日本の防空識別圏は、GHQ(連合国軍最高司令官総司令部)が1945年に制定した空域をほぼ使用しており、これまで問題はなかった。今後、識別圏の重なるエリアに侵入した国籍不明機に、航空自衛隊の戦闘機がスクランブル(緊急発進)すれば、中国も戦闘機を接近させるなど、一触即発の事態も予想される。中国が何の事前協議もなく、このような決定をしたことは座視できない。
北朝鮮の金正恩第1書記は後継者指名後、韓国・哨戒艇「天安」撃沈事件や、延坪島砲撃事件を引き起こしたといわれる。独裁国家は体制の転換期、過激な行動で危機を演出し、体制掌握を図る。こうして指示に従わない、意に沿わない人物らを排除するのだ。
こうしたなか、スペインの全国管区裁判所が、チベット族に対する「ジェノサイド(大虐殺)」などに関与した疑いで、中国の江沢民元国家主席ら5人に逮捕状を出した。私はスペインの裁判所の勇気ある行動に賛辞を贈りたい。

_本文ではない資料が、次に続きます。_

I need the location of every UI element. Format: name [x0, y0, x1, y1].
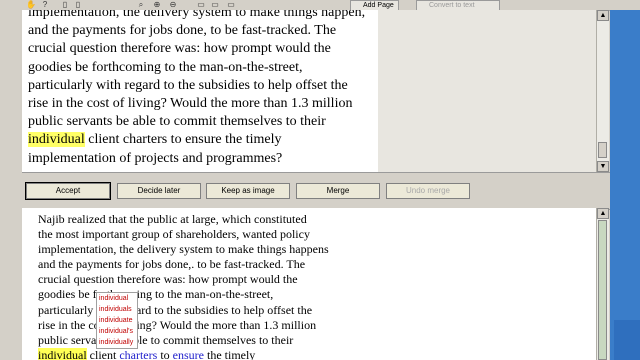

中国は、日中戦争や中国内戦の混乱に乗じて、内モンゴル(南モンゴル)や、新疆ウイグル(東トルキスタン)、チベットなどに次々と侵攻し、自治区としてきた。中国の侵略・同化政策は、自治区に漢民族を大量に送り込んで少数民族を弾圧したうえ、若い女性を自治区外で就労させるなどして、人口比率の逆転を目指すものだ。
特に、チベットでは「民族浄化政策」とも言える手法に不満が爆発している。僧侶などによる抗議の焼身自殺は100人以上になるという。南ベトナムでの抗議自殺をあれほど報道した日本のメディアは、このことをあまり報じない。かつて私と対談したチベット出身のペマ・ギャルポ氏は「人口の5分の1にあたる120万人が犠牲になった」と語っていた。
日本ウイグル協会が2009年3月に都内で主催したシンポジウムでは、ウイグルでは40回以上の核実験が行われ、少なくとも19万人以上が死亡した-と発表された。
中国はこれ以外にも、インドとの中印国境紛争や、ソ連とのダマンスキー島をめぐる中ソ国境紛争、ベトナムとの中越戦争、フィリピンとの南沙諸島領有権争いなど、周辺諸国と絶えず紛争を起こしてきた。
今回、東シナ海上空に防空識別圏を設定したことで、ついに、わが日本に対しても、その本性をあらわにしてきた。
安倍晋三首相は国会答弁で「力を背景とした現状変更の試みには、わが国の領海、領空を断固として守り抜く決意で対応する」と語っていた。日本としては、理不尽な中国に付け入るスキを与えず、この危機をチャンスに、憲法改正を含む法整備をして、有効な防衛策を講じるべきだ。
日本は積極的平和主義に基づく、「やられたらやり返せる攻撃力」を身につけるべきだ。民族の歴史に誇りと自信を持てる国づくりを急がなければならない。
■元谷外志雄(もとや・としお) 石川県小松市生まれ。信用金庫勤務後、27歳で注文住宅会社を創業し、その後、ホテルやマンション、都市開発事業などを手がけるアパグループを一代で築き上げる。同グループ代表。国内外の多くの要人と交友関係があり、政治や経済、軍事に関する知識も豊富で、社会時評エッセーも執筆する。著書に「誇れる祖国『日本』」(幻冬舎)、「報道されない近現代史」(産経新聞出版)など。